Monday, February 24, 2014

THE GREAT GATSBY

"He talked a lot about the past, and I gathered that he wanted to recover something, some idea of himself perhaps, that had gone into loving Daisy. His life had been confused and disordered since then, but if he could once return to a certain starting place and go over it all slowly, he could find out what that thing was....”

"'I wouldn't ask too much of her,' I ventured. 'You can't repeat the past.' 'Can't repeat the past?' he cried incredulously. 'Why of course you can!'"

"There must have been moments even that afternoon when Daisy tumbled short of his dreams—not through her own fault, but because of the colossal vitality of his illusion. It had gone beyond her, beyond everything. He had thrown himself into it with a creative passion, adding to it all the time, decking it out with every bright feather that drifted his way. No amount of fire or freshness can challenge what a man will store up in his ghostly heart."

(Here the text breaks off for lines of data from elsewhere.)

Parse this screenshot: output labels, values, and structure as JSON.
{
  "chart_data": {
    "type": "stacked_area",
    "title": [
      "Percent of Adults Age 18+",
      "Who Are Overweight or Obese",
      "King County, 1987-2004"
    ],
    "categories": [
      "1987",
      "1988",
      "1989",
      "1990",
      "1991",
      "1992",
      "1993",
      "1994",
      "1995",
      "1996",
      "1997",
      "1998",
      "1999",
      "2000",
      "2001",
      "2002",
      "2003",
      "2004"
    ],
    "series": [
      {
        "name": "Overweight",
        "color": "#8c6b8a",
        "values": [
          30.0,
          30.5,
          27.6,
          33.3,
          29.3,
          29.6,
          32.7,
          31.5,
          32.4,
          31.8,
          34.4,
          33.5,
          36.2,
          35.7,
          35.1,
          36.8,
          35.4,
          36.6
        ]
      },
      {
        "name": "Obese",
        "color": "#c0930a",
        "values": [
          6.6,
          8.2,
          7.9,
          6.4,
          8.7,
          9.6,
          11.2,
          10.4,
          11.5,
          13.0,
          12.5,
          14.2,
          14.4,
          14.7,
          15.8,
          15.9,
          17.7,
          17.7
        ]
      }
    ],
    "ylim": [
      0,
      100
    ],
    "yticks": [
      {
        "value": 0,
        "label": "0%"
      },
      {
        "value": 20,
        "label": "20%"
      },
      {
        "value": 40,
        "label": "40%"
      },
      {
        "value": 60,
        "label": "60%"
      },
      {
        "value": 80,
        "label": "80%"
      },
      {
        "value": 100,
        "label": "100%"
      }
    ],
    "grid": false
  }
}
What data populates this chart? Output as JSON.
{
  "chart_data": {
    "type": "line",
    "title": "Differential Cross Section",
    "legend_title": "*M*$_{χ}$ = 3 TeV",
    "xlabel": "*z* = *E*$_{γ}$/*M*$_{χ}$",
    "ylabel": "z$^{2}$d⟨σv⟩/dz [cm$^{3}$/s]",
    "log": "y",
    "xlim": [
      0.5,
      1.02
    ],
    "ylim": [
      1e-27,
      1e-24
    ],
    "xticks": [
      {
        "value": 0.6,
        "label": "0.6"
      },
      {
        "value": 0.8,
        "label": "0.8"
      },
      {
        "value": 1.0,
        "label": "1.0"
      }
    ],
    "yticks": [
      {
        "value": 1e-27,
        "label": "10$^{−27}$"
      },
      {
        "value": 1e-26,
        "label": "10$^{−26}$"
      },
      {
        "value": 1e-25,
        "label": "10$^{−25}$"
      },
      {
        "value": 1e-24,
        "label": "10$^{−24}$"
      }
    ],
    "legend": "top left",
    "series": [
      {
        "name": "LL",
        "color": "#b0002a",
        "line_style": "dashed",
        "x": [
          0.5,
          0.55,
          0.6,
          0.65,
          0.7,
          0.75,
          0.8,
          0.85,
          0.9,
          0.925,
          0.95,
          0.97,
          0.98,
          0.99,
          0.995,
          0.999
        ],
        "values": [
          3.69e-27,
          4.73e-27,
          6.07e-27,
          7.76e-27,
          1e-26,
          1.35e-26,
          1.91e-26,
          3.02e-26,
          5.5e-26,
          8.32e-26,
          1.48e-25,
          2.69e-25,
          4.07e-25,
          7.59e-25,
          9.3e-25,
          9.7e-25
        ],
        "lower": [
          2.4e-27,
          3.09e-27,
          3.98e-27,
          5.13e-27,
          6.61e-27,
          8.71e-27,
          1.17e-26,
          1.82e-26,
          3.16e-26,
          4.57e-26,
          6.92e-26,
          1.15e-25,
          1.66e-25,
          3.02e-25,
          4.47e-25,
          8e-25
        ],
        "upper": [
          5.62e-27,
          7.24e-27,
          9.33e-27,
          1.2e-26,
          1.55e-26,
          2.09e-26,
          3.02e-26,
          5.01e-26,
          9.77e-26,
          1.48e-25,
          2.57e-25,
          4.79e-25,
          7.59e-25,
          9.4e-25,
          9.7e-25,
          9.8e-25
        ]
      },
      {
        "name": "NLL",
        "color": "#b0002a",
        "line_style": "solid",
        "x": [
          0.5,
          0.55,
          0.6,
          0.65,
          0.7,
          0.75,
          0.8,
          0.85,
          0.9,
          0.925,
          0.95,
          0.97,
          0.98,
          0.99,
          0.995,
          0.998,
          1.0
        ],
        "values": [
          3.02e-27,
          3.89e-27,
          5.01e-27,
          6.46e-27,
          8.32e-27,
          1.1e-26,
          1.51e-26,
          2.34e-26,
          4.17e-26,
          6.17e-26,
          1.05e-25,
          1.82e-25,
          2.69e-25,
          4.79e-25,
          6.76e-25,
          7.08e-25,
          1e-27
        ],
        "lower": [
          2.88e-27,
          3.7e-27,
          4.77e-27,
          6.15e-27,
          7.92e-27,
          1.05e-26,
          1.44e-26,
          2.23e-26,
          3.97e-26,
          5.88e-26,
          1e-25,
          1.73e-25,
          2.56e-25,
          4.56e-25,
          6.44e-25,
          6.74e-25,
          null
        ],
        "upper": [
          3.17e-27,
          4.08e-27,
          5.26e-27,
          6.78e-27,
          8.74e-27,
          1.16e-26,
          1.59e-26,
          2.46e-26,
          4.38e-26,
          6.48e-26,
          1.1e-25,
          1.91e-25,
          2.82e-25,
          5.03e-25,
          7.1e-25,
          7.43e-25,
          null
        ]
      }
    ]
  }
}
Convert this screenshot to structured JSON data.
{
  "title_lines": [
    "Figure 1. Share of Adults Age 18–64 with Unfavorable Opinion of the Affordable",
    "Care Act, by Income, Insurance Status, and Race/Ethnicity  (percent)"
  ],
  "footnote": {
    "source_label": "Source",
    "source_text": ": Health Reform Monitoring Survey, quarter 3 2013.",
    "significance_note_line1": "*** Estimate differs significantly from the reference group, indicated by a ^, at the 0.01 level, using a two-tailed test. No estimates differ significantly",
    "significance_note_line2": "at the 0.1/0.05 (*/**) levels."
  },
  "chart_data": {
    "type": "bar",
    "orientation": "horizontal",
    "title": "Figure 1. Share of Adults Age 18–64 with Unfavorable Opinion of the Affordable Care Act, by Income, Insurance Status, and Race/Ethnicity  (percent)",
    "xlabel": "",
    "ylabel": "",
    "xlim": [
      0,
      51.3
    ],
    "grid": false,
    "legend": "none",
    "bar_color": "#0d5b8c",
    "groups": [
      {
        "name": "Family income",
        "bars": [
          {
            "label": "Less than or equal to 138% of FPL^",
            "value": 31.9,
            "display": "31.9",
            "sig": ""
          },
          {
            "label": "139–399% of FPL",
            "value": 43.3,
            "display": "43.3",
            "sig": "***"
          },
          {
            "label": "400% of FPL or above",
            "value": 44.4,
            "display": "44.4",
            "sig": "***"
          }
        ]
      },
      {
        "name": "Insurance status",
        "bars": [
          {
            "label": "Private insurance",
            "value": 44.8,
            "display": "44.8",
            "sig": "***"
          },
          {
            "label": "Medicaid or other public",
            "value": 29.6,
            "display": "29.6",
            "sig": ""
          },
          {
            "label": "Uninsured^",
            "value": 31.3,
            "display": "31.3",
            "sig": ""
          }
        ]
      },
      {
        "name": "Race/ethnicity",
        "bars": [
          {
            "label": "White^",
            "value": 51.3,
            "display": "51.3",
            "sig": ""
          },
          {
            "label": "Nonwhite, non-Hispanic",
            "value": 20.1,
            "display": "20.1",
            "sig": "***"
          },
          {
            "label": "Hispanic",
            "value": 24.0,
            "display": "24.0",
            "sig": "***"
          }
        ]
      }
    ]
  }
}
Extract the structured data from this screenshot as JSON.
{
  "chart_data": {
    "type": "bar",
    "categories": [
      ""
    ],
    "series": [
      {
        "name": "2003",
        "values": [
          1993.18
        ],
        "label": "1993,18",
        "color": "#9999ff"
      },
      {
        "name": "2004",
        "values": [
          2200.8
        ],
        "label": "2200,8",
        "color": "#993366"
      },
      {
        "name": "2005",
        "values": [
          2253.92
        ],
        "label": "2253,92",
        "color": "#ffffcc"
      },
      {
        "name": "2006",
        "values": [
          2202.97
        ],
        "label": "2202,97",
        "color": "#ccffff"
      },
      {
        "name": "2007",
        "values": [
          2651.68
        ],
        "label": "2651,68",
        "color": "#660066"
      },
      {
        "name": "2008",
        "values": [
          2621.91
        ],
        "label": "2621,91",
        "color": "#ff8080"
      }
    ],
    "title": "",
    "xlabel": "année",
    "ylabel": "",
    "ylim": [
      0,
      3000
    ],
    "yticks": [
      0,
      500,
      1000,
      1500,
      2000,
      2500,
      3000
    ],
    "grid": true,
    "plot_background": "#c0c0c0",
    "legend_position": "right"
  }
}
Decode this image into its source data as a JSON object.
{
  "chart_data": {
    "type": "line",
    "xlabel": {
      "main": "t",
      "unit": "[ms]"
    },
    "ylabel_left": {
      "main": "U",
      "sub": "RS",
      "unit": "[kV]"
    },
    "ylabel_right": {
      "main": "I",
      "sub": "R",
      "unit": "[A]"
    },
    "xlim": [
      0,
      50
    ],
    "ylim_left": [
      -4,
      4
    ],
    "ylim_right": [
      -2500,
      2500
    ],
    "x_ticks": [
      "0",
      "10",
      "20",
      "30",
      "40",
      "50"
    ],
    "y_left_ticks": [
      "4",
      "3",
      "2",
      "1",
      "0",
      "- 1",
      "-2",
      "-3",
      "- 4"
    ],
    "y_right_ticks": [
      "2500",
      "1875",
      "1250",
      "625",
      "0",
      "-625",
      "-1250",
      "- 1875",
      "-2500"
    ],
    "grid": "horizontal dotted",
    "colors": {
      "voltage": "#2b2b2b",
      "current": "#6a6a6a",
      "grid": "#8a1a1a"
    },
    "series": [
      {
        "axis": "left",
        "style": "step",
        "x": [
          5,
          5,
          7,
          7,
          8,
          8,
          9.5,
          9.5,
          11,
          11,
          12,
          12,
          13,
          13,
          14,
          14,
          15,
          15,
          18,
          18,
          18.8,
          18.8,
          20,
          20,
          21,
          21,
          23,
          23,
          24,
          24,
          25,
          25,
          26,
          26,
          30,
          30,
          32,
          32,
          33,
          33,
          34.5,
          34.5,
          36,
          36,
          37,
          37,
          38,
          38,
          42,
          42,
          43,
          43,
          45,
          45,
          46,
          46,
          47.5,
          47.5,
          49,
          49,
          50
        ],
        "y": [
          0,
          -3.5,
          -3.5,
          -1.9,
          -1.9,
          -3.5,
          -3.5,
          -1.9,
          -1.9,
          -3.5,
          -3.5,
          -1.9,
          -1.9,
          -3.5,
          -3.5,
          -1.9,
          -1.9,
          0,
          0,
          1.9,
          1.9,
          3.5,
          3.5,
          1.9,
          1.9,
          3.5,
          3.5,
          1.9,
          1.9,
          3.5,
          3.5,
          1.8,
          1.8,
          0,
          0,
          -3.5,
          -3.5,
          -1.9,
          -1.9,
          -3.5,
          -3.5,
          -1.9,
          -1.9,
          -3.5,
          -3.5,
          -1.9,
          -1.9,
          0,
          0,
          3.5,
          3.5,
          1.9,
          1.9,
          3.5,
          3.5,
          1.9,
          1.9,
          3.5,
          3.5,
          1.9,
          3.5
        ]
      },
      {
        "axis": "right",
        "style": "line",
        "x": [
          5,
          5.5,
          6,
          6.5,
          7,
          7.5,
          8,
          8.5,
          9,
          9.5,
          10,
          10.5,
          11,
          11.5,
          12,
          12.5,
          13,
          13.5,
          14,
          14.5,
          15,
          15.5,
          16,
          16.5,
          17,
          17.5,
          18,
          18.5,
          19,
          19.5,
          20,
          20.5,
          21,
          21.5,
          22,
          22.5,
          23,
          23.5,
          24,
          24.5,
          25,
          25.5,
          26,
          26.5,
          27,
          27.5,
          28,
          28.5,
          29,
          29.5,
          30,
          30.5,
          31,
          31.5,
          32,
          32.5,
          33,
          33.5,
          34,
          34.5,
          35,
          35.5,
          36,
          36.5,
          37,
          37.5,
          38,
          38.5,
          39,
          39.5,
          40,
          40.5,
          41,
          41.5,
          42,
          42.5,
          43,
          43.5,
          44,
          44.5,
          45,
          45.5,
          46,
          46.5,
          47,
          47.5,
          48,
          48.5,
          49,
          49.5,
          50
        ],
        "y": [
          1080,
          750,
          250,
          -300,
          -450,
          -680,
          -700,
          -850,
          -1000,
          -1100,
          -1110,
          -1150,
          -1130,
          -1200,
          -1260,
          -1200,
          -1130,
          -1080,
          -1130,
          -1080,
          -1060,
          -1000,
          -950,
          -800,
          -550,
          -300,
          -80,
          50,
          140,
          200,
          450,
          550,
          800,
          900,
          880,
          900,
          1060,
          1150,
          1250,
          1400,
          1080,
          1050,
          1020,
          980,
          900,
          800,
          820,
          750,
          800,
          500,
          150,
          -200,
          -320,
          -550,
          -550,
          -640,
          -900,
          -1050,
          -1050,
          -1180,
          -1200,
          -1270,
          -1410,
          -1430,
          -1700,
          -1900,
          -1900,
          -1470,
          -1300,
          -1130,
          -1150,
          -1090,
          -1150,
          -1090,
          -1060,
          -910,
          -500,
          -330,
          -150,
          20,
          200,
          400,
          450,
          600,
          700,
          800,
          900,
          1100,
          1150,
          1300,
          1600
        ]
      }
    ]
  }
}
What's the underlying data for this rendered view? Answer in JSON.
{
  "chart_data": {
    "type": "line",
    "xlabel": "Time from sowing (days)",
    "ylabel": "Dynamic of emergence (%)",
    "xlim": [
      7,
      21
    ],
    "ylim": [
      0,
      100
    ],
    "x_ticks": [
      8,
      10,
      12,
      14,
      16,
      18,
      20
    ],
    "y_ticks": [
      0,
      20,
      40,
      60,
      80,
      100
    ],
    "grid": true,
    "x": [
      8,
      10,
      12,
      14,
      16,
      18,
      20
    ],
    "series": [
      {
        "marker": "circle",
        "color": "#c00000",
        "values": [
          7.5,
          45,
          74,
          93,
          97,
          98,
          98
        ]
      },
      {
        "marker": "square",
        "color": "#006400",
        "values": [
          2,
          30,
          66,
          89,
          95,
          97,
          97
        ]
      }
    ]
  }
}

“It is invariably saddening to look through new eyes at things upon which you have expended your own powers of adjustment.”

“Gatsby believed in the green light, the orgiastic future that year by year recedes before us. It eluded us then, but that's no mattertomorrow we will run faster, stretch out our arms farther.... And one fine morning

So we beat on, boats against the current, borne back ceaselessly into the past.”